Muerte natural


Anoche maté a un niño. Un niño pequeño, de unos tres o cuatro años, a quien yo quería mucho. Me gustaba sentir su cuerpo delgado cuando lo abrazaba. Él tenía confianza en mí. Le daba la mano y allá íbamos. Donde fuera. A nadie quería yo más que a ese niño. Era mi compañero.

Nada fue planeado o decidido. Simplemente un día yo le di de tomar un líquido que, sabía, lo mataría. Y él, con esa confianza que me tenía, vació el vaso de un trago. El sonido de la boca contra el vidrio cuando sigue chupando y ya no hay nada, se ha quedado grabado en mi memoria.

Me quedé tan tranquila mirándolo. Él siguió jugando como siempre con los autitos por los respaldos de las sillas, dando vueltas por la cocina mientras yo preparaba la cena. Hasta que en cierto momento su cuerpecito se desmoronó en cámara lenta y cayó al suelo.

Corrí a abrazarlo como si no supiera qué le estaba pasando.

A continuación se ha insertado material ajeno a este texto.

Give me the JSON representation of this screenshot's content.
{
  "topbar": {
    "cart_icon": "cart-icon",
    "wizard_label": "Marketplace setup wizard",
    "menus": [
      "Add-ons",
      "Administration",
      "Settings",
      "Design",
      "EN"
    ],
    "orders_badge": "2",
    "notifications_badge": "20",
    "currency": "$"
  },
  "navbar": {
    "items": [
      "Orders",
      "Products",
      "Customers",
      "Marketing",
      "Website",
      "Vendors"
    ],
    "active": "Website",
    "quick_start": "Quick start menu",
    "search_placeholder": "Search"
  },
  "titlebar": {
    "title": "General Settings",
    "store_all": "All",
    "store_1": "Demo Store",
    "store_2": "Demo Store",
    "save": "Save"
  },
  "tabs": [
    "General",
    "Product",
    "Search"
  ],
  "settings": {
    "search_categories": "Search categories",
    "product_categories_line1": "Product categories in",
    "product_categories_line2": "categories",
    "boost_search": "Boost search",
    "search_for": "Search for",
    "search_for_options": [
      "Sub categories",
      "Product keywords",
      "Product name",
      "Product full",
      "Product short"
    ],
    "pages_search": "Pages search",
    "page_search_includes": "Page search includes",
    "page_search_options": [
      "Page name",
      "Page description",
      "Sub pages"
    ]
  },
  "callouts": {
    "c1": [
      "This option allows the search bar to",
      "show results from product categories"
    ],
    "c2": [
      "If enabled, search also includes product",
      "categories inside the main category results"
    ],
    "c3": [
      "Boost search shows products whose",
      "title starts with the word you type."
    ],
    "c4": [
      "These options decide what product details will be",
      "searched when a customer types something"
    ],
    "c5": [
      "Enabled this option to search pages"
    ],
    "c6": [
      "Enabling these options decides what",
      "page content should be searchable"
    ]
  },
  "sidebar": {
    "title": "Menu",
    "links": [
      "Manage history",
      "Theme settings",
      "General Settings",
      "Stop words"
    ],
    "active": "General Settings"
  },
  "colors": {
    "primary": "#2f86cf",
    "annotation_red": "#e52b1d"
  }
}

Lo sujeté en mis brazos con la esperanza de recuperar el calor tierno de sus formas menudas. Pero ya era tarde.

Después vinieron los rituales y el entierro. Mucha gente se acercó a consolarme. Algunos me han preguntado cómo haré para seguir viviendo. Nada he dicho –he perdido el habla desde entonces- pero mientras los veo circular entre estas paredes de ladrillos desnudos que albergaron hasta ayer a mi niño, tengo la certeza de que él está vivo. Siento que en mi corazón ha crecido una casa para él, donde ha de vivir hasta siempre. Y es esto lo que me consuela.


Esta mañana había en las escaleras mecánicas un niño que tenía miedo de bajar solo. Le di la mano y, al sentir sus frágiles falanges entre las mías, supe que era él. Bajamos juntos hasta donde lo esperaba su padre y se despidió de mí con una sonrisa que me ha iluminado el día.